The PBGV is not a quiet dog. The outspoken nature of a PBGV varies from dog to dog, but even the shyest Petit Will greet other dogs with a bark or call. PBGVs are excellent hunting and tracking dogs. Petits WHO's work in this manner do not hunt to kill. Skilled hunting dogs work well with other dogs in the pack, alerting the pack to the presence of a rabbit, or to a rabbit in motion down a trail. "Saber tails," another PBGV nickname, are typically white at the tip of the tail, so the tail is easily Identified by a hunter above the bramble and brush.

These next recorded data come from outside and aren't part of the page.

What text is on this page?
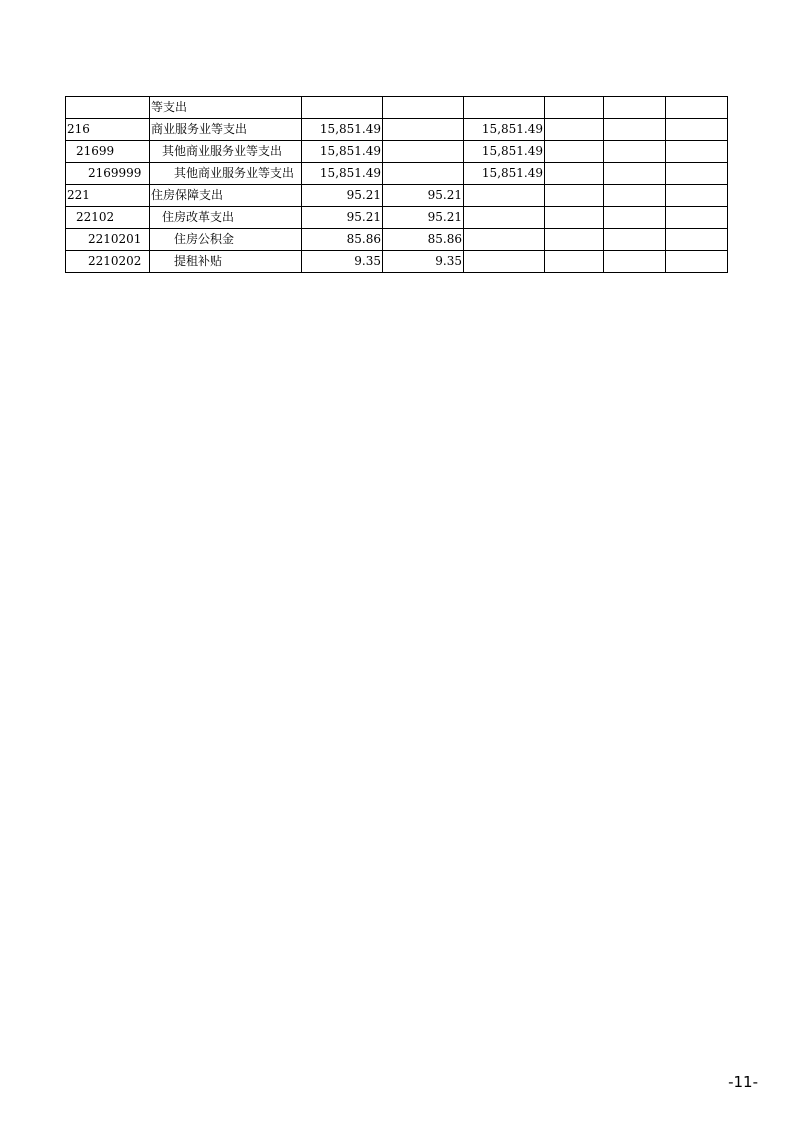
	等支出						
216	商业服务业等支出	15,851.49		15,851.49			
21699	其他商业服务业等支出	15,851.49		15,851.49			
2169999	其他商业服务业等支出	15,851.49		15,851.49			
221	住房保障支出	95.21	95.21				
22102	住房改革支出	95.21	95.21				
2210201	住房公积金	85.86	85.86				
2210202	提租补贴	9.35	9.35				
-11-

As a companion animal, this occasionally pronounced hunting instinct may manifest in the home as a dog That Gives chase to birds, squirrel, and cats. Potential PBGV owners are cautioned to be aware of this instinct and, if cats are present in the home, work to acclimate the puppy or dog to Recognize That the cat is part of the home "pack." As scent hounds, most PBGVs Should Be Kept on-leash when in open outdoor areas.  Scent Will typically trump obedience in the mind of a PBGV.

The outspoken nature and erect tail of a PBGV can be misinterpreted by other dogs, as these manners typically express dominance to other dogs. PBGVs can inspire a misguided need to express dominance on the part of passing dogs. The UK Kennel Club conducted a health survey of Basset Griffon Vendeens (both Petit and Grand varieties combined) in 2004. The Petit Basset Griffon Vendeen (PBGV) Club of America has conducted two health surveys, one in 1994 and one in 2000. To keep the coat well groomed it must be stripped.